FDIC working to bolster fund for more bank failures
WASHINGTON (Reuters) - Banking regulators are working aggressively to implement higher deposit insurance limits and to ensure that there will be sufficient reserves to cover losses from more bank failures, the chairman of the Federal Deposit Insurance Corp said on Monday.
"We're working hard to assure that our industry-funded reserves will be sufficient to cover projected losses from more bank failures," Sheila Bair said in remarks to a business economics conference. "The fund has decreased as a result of recent bank failures."
Bair said legislation passed last week that raised the deposit insurance limit to $250,000 per account from $100,000 "does not solve all of the problems in the industry" but will give depositors critically important confidence in the safety of their money.
The temporary increase in deposit insurance was part of a $700 billion government plan to purchase soured mortgage-backed assets and unfreeze credit markets.
Regulators will carefully watch for any risks associated with raising the deposit insurance limits, especially if the guarantee encourages banks to engage in more risky lending, Bair said.
Bair also said the FDIC will on Tuesday consider an increase in insurance premiums that banks must pay, bolstering the deposit insurance fund which stands at some $45 billion.
The premium proposal shifts a greater share of any increase to banks that engage in more risky practices, such as accepting short-term "broker deposits."
Bair reiterated that the deposit insurance guarantee is absolute and that the FDIC has authority to borrow from the U.S. Treasury Department if it needs to.

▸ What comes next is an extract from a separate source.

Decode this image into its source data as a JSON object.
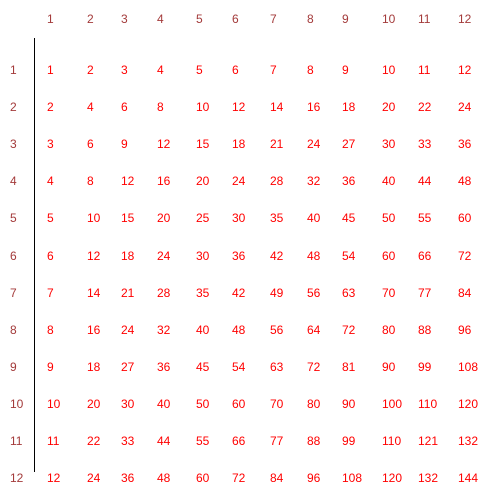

She also laid out principles to guide mortgage finance reform. She said consumers must be protected from loans that are not affordable or too complex. Further, she said financial institutions need to restrain their leverage and not seek higher returns without proper regard for the associated risks.

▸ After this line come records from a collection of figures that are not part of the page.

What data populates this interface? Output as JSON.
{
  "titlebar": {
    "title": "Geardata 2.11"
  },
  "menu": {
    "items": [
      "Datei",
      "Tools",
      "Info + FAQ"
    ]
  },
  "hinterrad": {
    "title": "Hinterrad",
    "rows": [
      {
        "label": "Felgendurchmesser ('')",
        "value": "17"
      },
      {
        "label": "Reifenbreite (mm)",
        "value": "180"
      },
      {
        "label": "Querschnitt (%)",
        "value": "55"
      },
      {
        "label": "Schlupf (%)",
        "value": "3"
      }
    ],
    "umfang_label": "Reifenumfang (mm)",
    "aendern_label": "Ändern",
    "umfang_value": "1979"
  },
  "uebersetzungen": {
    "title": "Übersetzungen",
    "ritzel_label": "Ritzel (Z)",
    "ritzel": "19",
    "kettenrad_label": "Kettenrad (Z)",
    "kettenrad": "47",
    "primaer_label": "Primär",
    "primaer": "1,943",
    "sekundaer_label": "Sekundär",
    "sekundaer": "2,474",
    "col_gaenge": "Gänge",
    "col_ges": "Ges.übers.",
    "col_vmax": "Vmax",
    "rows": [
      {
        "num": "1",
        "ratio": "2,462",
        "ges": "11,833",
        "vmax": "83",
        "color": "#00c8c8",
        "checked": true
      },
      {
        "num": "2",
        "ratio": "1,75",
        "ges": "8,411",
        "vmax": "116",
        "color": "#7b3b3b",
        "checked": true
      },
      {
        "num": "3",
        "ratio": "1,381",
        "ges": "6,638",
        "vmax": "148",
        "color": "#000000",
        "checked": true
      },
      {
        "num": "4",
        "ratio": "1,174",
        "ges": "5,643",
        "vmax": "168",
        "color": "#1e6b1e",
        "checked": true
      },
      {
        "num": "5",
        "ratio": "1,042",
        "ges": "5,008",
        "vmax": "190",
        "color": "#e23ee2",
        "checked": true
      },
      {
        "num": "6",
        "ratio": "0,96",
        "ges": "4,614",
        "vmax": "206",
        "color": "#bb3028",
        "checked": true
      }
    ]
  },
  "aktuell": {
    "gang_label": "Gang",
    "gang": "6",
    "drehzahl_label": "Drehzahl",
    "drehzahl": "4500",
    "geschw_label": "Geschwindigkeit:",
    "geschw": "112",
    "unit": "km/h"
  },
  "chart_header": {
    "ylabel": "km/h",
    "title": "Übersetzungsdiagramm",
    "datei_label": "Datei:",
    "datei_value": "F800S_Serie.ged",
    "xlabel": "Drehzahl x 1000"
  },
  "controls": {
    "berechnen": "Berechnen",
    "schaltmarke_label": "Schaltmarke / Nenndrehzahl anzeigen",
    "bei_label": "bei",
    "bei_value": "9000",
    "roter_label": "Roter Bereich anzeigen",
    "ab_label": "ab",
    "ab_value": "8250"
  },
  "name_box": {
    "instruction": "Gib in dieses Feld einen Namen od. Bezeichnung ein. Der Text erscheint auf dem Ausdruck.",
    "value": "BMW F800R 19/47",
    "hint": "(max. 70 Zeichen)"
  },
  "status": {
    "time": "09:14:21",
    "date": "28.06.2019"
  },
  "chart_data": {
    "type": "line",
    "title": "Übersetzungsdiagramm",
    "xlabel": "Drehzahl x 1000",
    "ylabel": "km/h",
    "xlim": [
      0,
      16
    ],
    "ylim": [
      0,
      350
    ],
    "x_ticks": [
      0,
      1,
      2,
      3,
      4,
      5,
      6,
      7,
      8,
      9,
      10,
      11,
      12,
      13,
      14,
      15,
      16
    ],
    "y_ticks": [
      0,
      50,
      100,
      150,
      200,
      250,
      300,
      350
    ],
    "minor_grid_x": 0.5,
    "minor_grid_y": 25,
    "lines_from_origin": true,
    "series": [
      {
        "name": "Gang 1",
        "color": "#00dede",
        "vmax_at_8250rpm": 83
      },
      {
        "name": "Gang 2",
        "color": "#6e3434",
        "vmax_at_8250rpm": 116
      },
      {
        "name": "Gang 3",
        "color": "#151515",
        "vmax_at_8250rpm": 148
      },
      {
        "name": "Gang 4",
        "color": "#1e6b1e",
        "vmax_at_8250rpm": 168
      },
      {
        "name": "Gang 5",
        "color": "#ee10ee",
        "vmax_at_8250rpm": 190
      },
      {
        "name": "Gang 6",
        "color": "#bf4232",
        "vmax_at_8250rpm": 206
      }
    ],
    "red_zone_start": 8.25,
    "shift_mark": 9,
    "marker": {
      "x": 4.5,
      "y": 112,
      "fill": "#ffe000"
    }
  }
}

Bair said the incentive structure needs to be revised so that mortgage originators and underwriters are not rewarded for actions that don't serve the long-term interests of borrowers and investors.

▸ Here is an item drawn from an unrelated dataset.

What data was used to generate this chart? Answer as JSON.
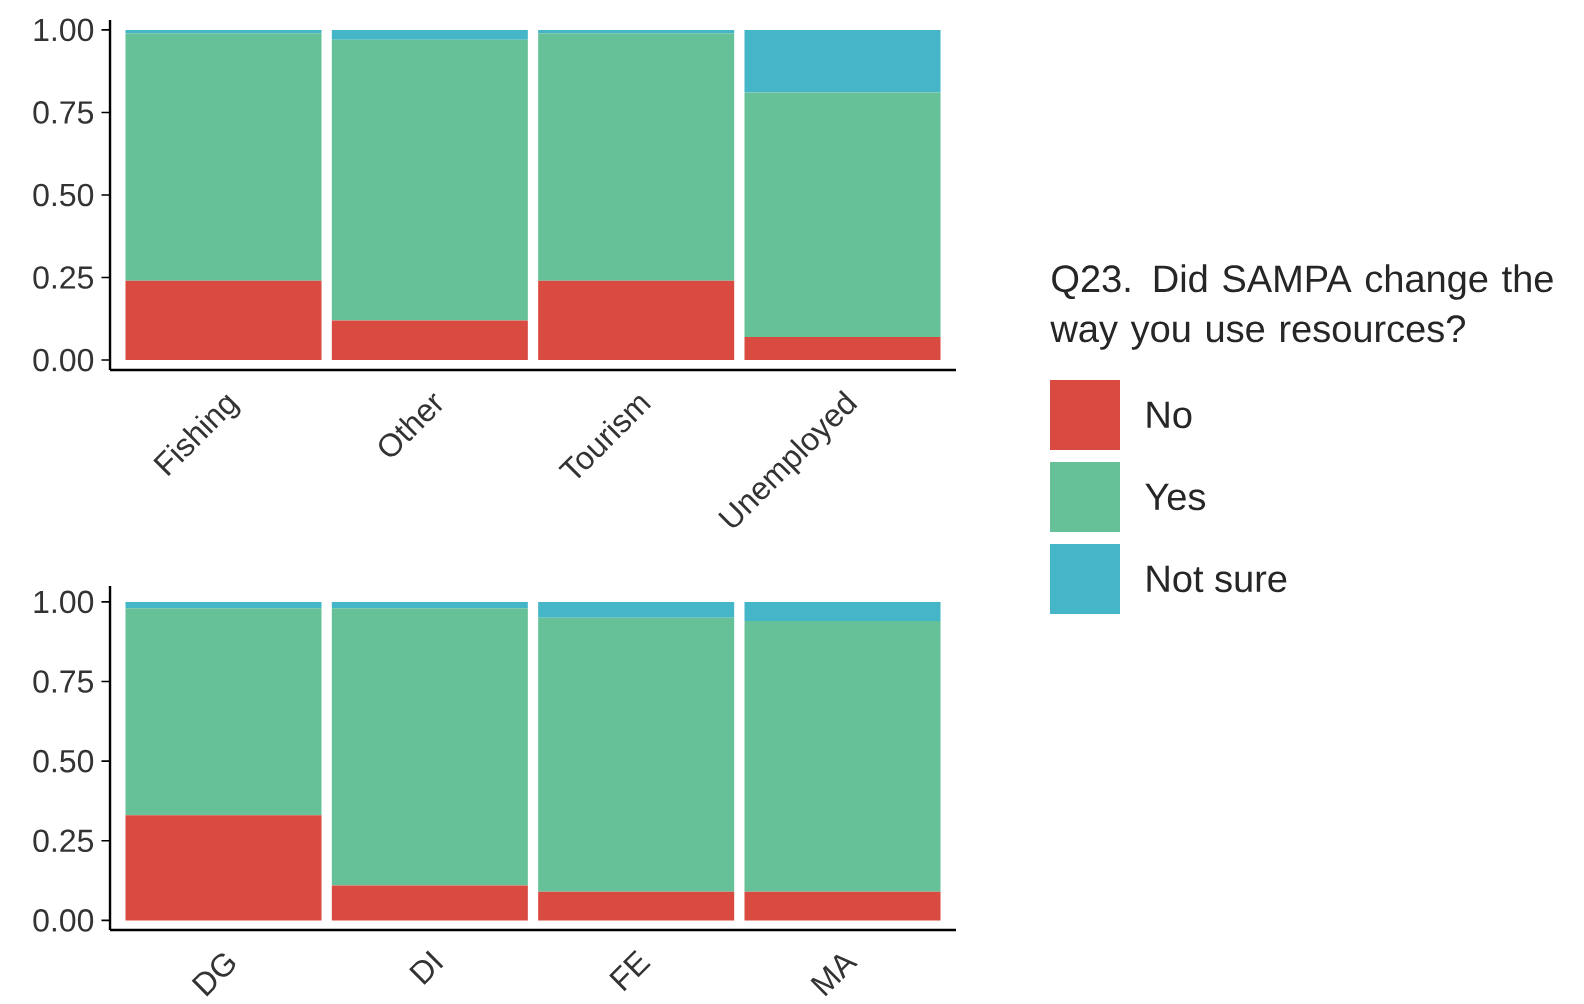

Lastly, she said banks need to not take liquidity for granted.
"At the end of the day, liquidity is only as stable as our institutional practices, and the public's confidence in those practices," Bair said.
She said tougher regulation is "absolutely needed" to enact these principles. "We especially need to plug the gaps that allowed regulatory arbitrage, which is one of the root causes of the explosion in subprime lending that triggered the housing meltdown," she said.
But she stressed that the financial system does not necessarily need more regulation, just smarter regulation.